Segundo a imprensa ocidental, os Curdos vivem felizes no Iraque, onde eles têm uma autonomia quase total, no quadro de um sistema federal felizmente imposto pelos Estados Unidos. E, eles batem-se na Síria ao mesmo tempo contra a ditadura alauíta, da família Assad, e a opressão sunita extremista do Daesh (E.I.). E, eles são brutalmente reprimidos na Turquia. Formam, no entanto, um Povo que teria o direito a um estado independente na Síria, mas não na Turquia.
Para os Curdos, eles próprios, a realidade é muito diferente.
Os Curdos têm uma cultura em comum, mas não a mesma língua, nem a mesma história. Simplificando, os do Iraque eram globalmente pró-E.U. durante a Guerra Fria, os da Turquia e da Síria eram pró-Soviéticos. Inquietos com o forte apoio popular na Turquia à URSS, os Estados Unidos organizaram, primeiro, uma emigração para a Alemanha de modo a que os Turcos não fossem tentados a romper com a OTAN, depois encorajaram a repressão dos Curdos do PKK. Durante a guerra civil dos anos 80, os Curdos turcos refugiaram-se na Síria com o seu líder, Abdullah Öcallan, às centenas de milhares, e aí foram protegidos. Em 2011, eles adquiriram a nacionalidade Síria.

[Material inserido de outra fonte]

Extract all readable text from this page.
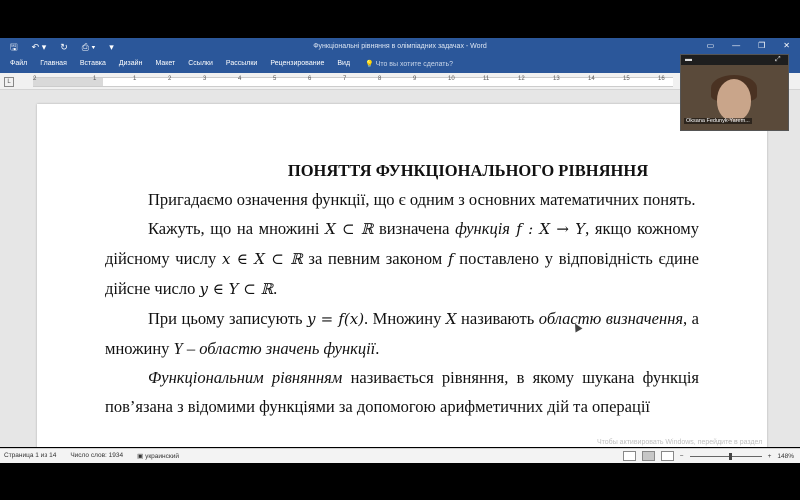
🖫 ↶ ▾ ↻ ⎙ ▾ ▾	Функціональні рівняння в олімпіадних задачах - Word	▭ — ❐ ✕
Файл Главная Вставка Дизайн Макет Ссылки Рассылки Рецензирование Вид 💡 Что вы хотите сделать?
L	2	1	1	2	3	4	5	6	7	8	9	10	11	12	13	14	15	16
ПОНЯТТЯ ФУНКЦІОНАЛЬНОГО РІВНЯННЯ

Пригадаємо означення функції, що є одним з основних математичних понять.

Кажуть, що на множині X ⊂ ℝ визначена функція f : X → Y, якщо кожному дійсному числу x ∈ X ⊂ ℝ за певним законом f поставлено у відповідність єдине дійсне число y ∈ Y ⊂ ℝ.

При цьому записують y = f(x). Множину X називають областю визначення, а множину Y – областю значень функції.

Функціональним рівнянням називається рівняння, в якому шукана функція пов’язана з відомими функціями за допомогою арифметичних дій та операції

Чтобы активировать Windows, перейдите в раздел
Страница 1 из 14 Число слов: 1934 ▣ украинский	−	+ 148%
▬	⤢
Oksana Fedunyk-Yarem...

Cheguemos, agora, ao cerne da questão. Ninguém evocou a questão Curda durante a Primeira Guerra da Síria, a que visava estender a «Primavera Árabe» usando para tal as técnicas de guerra de 4ª geração. Tudo começou, lentamente, a partir Segunda Guerra da Síria, a que arrancou com a Conferência dos auto-proclamados «Amigos da Síria», em Paris, em Julho de 2012.
As declarações dos dirigentes dos países da OTAN faziam supor que a República Árabe Síria seria em breve derrubada e que os Irmãos Muçulmanos acederiam ao poder, como já tinham conseguido na Tunísia, na Líbia e no Egipto. A Turquia convidou, então, as populações do Norte do país a vir para o seu território, afim de se colocarem ao abrigo dos sobressaltos da «revolução». Em Setembro, um «wali» ou seja, um prefeito Turco —termo que data da era otomana e evoca portanto a opressão do sultão—, Veysel Dale, foi nomeado. Com a aprovação directa do Primeiro-ministro Erdoğan, distribuiu dinheiro aos mil milhões de dólares, vindo das petro-ditaduras, pelos «refugiados».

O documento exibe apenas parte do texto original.